The case against the Where clause
Note that the post uses examples from Oracle but equally applies to SQL Server, Teradata, HANA, etc with the relevant DBMS date syntax
When creating objects, it is too easy to see the blank “where” box and decide to fill it in. What happens if you do fill it in though? Say you want sales YTD. You’ll create a new variable, enter sum(sales_fact.transaction_value) in your select box and then year(sales_date.transaction_date)=year(sysdate) and sales_date.transaction_date in the where box
The problem with the approach of using the where clause is simple. The where clause does not just apply to that object but is applied to the query as a whole. The impact of this becomes clear when you want to report MTD next to YTD sales. Let’s create a new variable, Sales MTD as:
sum(sales_fact.transaction_value) in the select box and then
trunc(sales_date.transaction_date,’mm’)=trunc(sysdate,’mm’) and sales_date.transaction_date in the where box
But what happens when you use them together?
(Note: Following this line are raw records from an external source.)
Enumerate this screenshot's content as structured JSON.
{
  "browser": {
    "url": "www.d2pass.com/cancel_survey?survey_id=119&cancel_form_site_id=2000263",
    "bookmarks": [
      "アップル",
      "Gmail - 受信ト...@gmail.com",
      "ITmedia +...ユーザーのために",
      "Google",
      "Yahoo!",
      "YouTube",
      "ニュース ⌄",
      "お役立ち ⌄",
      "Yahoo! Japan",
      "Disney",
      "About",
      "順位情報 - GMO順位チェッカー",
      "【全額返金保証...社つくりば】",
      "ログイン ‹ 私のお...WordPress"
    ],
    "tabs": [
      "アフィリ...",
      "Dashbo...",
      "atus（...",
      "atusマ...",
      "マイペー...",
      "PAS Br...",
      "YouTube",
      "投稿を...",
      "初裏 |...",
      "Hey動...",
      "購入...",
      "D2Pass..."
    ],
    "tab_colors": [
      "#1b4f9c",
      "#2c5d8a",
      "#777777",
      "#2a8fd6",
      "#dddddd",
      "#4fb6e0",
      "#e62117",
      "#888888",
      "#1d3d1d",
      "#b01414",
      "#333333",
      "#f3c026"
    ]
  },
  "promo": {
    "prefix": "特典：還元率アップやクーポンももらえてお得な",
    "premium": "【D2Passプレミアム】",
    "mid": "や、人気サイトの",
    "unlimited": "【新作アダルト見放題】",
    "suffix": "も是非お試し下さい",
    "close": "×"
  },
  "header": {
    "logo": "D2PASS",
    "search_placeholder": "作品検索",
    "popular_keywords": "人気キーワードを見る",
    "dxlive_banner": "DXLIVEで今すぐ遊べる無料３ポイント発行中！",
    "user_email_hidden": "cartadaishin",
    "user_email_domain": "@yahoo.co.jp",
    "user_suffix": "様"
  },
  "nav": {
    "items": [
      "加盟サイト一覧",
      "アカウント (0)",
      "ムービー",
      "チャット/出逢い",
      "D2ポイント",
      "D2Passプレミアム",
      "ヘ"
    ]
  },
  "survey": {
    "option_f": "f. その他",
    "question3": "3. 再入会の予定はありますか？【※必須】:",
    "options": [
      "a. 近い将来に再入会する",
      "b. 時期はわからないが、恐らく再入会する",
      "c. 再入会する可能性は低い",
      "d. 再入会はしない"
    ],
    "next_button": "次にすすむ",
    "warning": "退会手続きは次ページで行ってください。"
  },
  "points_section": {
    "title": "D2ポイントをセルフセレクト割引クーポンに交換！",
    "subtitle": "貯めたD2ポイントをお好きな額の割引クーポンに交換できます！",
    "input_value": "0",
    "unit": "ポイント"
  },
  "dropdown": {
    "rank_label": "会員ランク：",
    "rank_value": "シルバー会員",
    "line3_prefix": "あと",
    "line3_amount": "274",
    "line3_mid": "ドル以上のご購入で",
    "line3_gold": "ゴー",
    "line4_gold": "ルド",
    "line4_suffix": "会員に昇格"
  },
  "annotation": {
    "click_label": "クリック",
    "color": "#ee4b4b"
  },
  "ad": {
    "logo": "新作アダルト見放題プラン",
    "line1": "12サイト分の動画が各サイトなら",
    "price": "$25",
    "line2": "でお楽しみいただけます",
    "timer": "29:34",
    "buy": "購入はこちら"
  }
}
You’ll find that your YTD sales are correct only in January. This is because you have both “where box” conditions active in the where clause of your SQL statement. As such, your query will only ever return current month data. If you then create an object for previous year to date sales then you’ll find that you get no data. The object itself is similar to current year to date. So, create Sales PYTD as:
sum(sales_fact.transaction_value) in your select box and then
year(sales_date.transaction_date)=year(sysdate)-1 and sales_date.transaction_date <=add_months(sysdate,-12) goes in the where box
Again, works fine on its own but what happens when you want to compare YTD to PYTD?
Yep, you guessed, no rows because an individual transaction cannot be for the current year and the previous year at the same time.
So, how do we get round this. There are two main techniques; case expressions or a more comprehensive calendar table.
The case expression solution is straightforward and simply involves moving the where clause into the select clause through use of case expression logic. Sales YTD would become:
sum(CASE WHEN year(sales_date.transaction_date)=year(sysdate) and sales_date.transaction_date THEN sales_fact.transaction_value END)
So, edit your object, retry your query without the other sales measures and you’ll see that the where clauses that were so restrictive before have now gone. You can reapply the same logic to the other two objects and happily use all three in the same query.
The other technique involves significant changes to your calendar table and an extra ETL script to update your calendar table on a nightly basis. The implementation of the table and the script will be a whole separate post at some point but for now, let’s cover the principles. The technique involves adding boolean (1/0) flags to your calendar table to denote YTD, MTD, PYTD and so on. The measures are then simple. For example, Sales YTD would become:
sum(sales_fact.transaction_value * sales_date.ytd_flag)
This would then mean that each transaction value in your sales fact table would be multiplied by 1 or 0 depending upon it being a qualifying row (or not). A very powerful but simply technique but with additional (but not significant) overhead on the daily ETL process. Obviously if you are restricted in what you can do at the data warehouse level then the case expression route is far more achievable.
So, in summary, avoid where clauses unless you know that they MUST be applied every time a particular object is used because they can cancel each other out.